Cohen perpetuates one of the favorite myths of the Bush v. Gore critics, that the Court attempted to issue a decision good for one day and one train only, with no future as a precedent. But that’s just not so. Here is how Cohen characterizes it (note well what is and what is not inside his quotation marks): “The majority opinion announced that the ruling was ‘limited to the present circumstances’ and could not be cited as precedent.” The five words quoted do indeed appear in the per curiam opinion of the Court, but they are not part of any diktat that the holding that day “could not be cited as precedent,” as Cohen has it in his own words. In fact, properly heeding a ruling’s effect as a precedent for any subsequent case always involves attention to the “circumstances” of the earlier holding, to see whether the fact pattern and legal issues are similar enough in the newly arising case.

But here is the context from which Cohen lifts the five words:

The recount process, in its features here described, is inconsistent with the minimum procedures necessary to protect the fundamental right of each voter in the special instance of a statewide recount under the authority of a single state judicial officer. Our consideration is limited to the present circumstances, for the problem of equal protection in election processes generally presents many complexities.

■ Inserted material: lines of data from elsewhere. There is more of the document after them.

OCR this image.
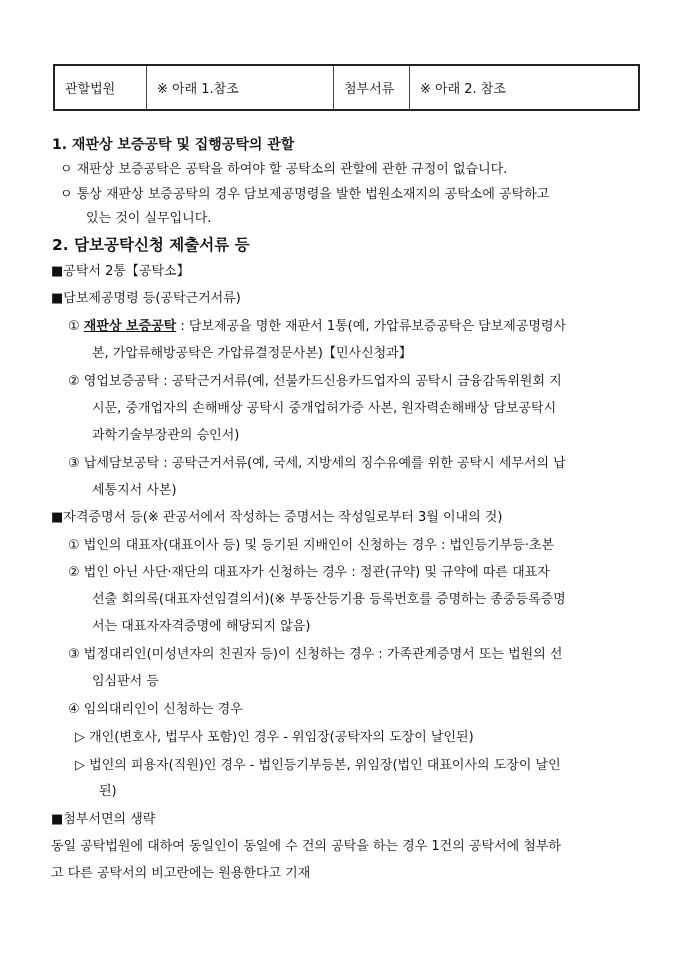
관할법원	※ 아래 1.참조	첨부서류	※ 아래 2. 참조
1. 재판상 보증공탁 및 집행공탁의 관할
ㅇ 재판상 보증공탁은 공탁을 하여야 할 공탁소의 관할에 관한 규정이 없습니다.
ㅇ 통상 재판상 보증공탁의 경우 담보제공명령을 발한 법원소재지의 공탁소에 공탁하고
있는 것이 실무입니다.
2. 담보공탁신청 제출서류 등
■공탁서 2통【공탁소】
■담보제공명령 등(공탁근거서류)
① 재판상 보증공탁 : 담보제공을 명한 재판서 1통(예, 가압류보증공탁은 담보제공명령사
본, 가압류해방공탁은 가압류결정문사본)【민사신청과】
② 영업보증공탁 : 공탁근거서류(예, 선불카드신용카드업자의 공탁시 금융감독위원회 지
시문, 중개업자의 손해배상 공탁시 중개업허가증 사본, 원자력손해배상 담보공탁시
과학기술부장관의 승인서)
③ 납세담보공탁 : 공탁근거서류(예, 국세, 지방세의 징수유예를 위한 공탁시 세무서의 납
세통지서 사본)
■자격증명서 등(※ 관공서에서 작성하는 증명서는 작성일로부터 3월 이내의 것)
① 법인의 대표자(대표이사 등) 및 등기된 지배인이 신청하는 경우 : 법인등기부등·초본
② 법인 아닌 사단·재단의 대표자가 신청하는 경우 : 정관(규약) 및 규약에 따른 대표자
선출 회의록(대표자선임결의서)(※ 부동산등기용 등록번호를 증명하는 종중등록증명
서는 대표자자격증명에 해당되지 않음)
③ 법정대리인(미성년자의 친권자 등)이 신청하는 경우 : 가족관계증명서 또는 법원의 선
임심판서 등
④ 임의대리인이 신청하는 경우
▷ 개인(변호사, 법무사 포함)인 경우 - 위임장(공탁자의 도장이 날인된)
▷ 법인의 피용자(직원)인 경우 - 법인등기부등본, 위임장(법인 대표이사의 도장이 날인
된)
■첨부서면의 생략
동일 공탁법원에 대하여 동일인이 동일에 수 건의 공탁을 하는 경우 1건의 공탁서에 첨부하
고 다른 공탁서의 비고란에는 원용한다고 기재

The question before the Court is not whether local entities, in the exercise of their expertise, may develop different systems for implementing elections. Instead, we are presented with a situation where a state court with the power to assure uniformity has ordered a statewide recount with minimal procedural safeguards. When a court orders a statewide remedy, there must be at least some assurance that the rudimentary requirements of equal treatment and fundamental fairness are satisfied.

Cohen complains at one point about an en banc Ninth Circuit ruling that, in his view, “dispensed with Bush v. Gore” as though it found “the whole subject distasteful.” But if he means the ruling I think he does, the court simply quoted the sentence that begins the second paragraph above and concluded that the question before it was the same one identified there.

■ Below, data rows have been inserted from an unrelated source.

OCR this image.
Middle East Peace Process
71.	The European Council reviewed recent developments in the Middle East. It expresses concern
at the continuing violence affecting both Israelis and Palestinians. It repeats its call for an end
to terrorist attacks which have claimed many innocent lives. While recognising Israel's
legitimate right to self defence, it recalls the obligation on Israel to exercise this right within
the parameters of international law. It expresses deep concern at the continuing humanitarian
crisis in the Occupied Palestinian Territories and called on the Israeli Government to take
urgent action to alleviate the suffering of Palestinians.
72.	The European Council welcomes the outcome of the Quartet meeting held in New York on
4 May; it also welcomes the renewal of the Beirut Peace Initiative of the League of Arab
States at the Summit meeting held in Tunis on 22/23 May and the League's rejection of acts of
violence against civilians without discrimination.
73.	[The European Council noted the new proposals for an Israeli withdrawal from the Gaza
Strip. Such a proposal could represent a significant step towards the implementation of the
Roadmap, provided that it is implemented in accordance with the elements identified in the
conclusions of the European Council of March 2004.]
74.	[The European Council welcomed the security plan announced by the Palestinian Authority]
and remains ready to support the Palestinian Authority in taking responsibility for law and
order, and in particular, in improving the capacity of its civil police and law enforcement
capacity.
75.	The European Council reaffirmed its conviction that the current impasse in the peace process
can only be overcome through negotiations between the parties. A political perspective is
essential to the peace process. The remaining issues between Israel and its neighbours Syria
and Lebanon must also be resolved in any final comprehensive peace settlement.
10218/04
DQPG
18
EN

One can argue about whether the Bush v. Gore opinion fences in the principle of equal protection in voting rights too tightly for the constraints on its impact to be logically sustained in future cases. If uncontrolled diversity of procedures is impermissible in a statewide recount undertaken for remedial purposes by a “state court with the power to assure uniformity,” then maybe it makes sense to extend the principle of uniformity to such matters as differing ballot-machine technologies. Or maybe not. But it is not an illegitimate attempt to ditch the principle of stare decisis for the Court to say, in effect, “Pay attention closely now. A principle is at stake here in an obvious way that will not necessarily be at stake in subtler, more complex circumstances in the practical world of routinely running elections.” That is not the same thing as saying, “Do not treat this ruling as a precedent in any case in the future.” Not even if Adam Cohen says so.

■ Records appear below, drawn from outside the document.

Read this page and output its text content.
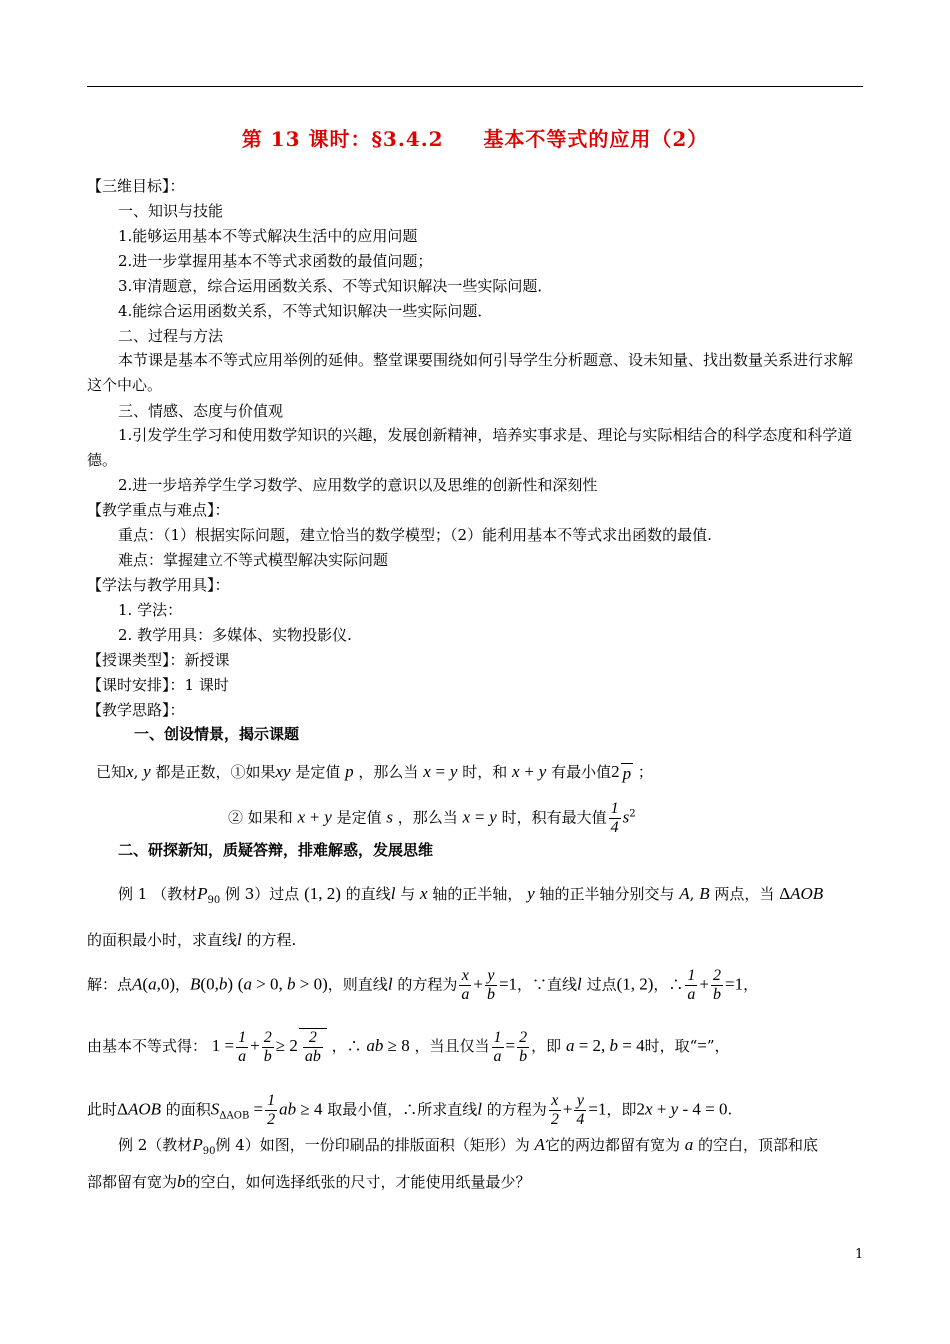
第 13 课时：§3.4.2     基本不等式的应用（2）
【三维目标】：
一、知识与技能
1.能够运用基本不等式解决生活中的应用问题
2.进一步掌握用基本不等式求函数的最值问题；
3.审清题意，综合运用函数关系、不等式知识解决一些实际问题．
4.能综合运用函数关系，不等式知识解决一些实际问题．
二、过程与方法
本节课是基本不等式应用举例的延伸。整堂课要围绕如何引导学生分析题意、设未知量、找出数量关系进行求解这个中心。
三、情感、态度与价值观
1.引发学生学习和使用数学知识的兴趣，发展创新精神，培养实事求是、理论与实际相结合的科学态度和科学道德。
2.进一步培养学生学习数学、应用数学的意识以及思维的创新性和深刻性
【教学重点与难点】：
重点：（1）根据实际问题，建立恰当的数学模型；（2）能利用基本不等式求出函数的最值.
难点：掌握建立不等式模型解决实际问题
【学法与教学用具】：
1. 学法：
2. 教学用具：多媒体、实物投影仪.
【授课类型】：新授课
【课时安排】：1 课时
【教学思路】：
一、创设情景，揭示课题
已知x, y 都是正数，①如果xy 是定值 p ，那么当 x = y 时，和 x + y 有最小值2 p ；
② 如果和 x + y 是定值 s ，那么当 x = y 时，积有最大值 $\frac{1}{4} s^2$
二、研探新知，质疑答辩，排难解惑，发展思维
例 1 （教材$P_{90}$ 例 3）过点 (1, 2) 的直线l 与 x 轴的正半轴， y 轴的正半轴分别交与 A, B 两点，当 ΔAOB
的面积最小时，求直线l 的方程.
解：点A(a,0)，B(0,b) (a > 0, b > 0)，则直线l 的方程为 $\frac{x}{a} + \frac{y}{b} =1$，∵直线l 过点(1, 2)，∴ $\frac{1}{a} + \frac{2}{b} =1$，
由基本不等式得： $1 = \frac{1}{a} + \frac{2}{b} \ge 2 \frac{2}{ab}$ ，∴ ab ≥ 8 ，当且仅当 $\frac{1}{a} = \frac{2}{b}$ ，即 a = 2, b = 4时，取“=”，
此时ΔAOB 的面积$S_{\Delta AOB} = \frac{1}{2}$ ab ≥ 4 取最小值，∴所求直线l 的方程为 $\frac{x}{2} + \frac{y}{4} =1$，即2x + y - 4 = 0.
例 2（教材$P_{90}$例 4）如图，一份印刷品的排版面积（矩形）为 A它的两边都留有宽为 a 的空白，顶部和底
部都留有宽为b的空白，如何选择纸张的尺寸，才能使用纸量最少？
1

For the record, I have never admired the reasoning in the per curiam opinion in Bush v. Gore—the handiwork of Justices Kennedy and O’Connor, and for that reason alone highly suspect. I have always found the concurring opinion of Chief Justice Rehnquist (joined by Scalia and Thomas) infinitely preferable. But even Anthony Kennedy and Sandra Day O’Connor can get a bad rap occasionally, and the suggestion that they wanted to give the election to George W. Bush and then put their ruling in a precedent-free zone is just that.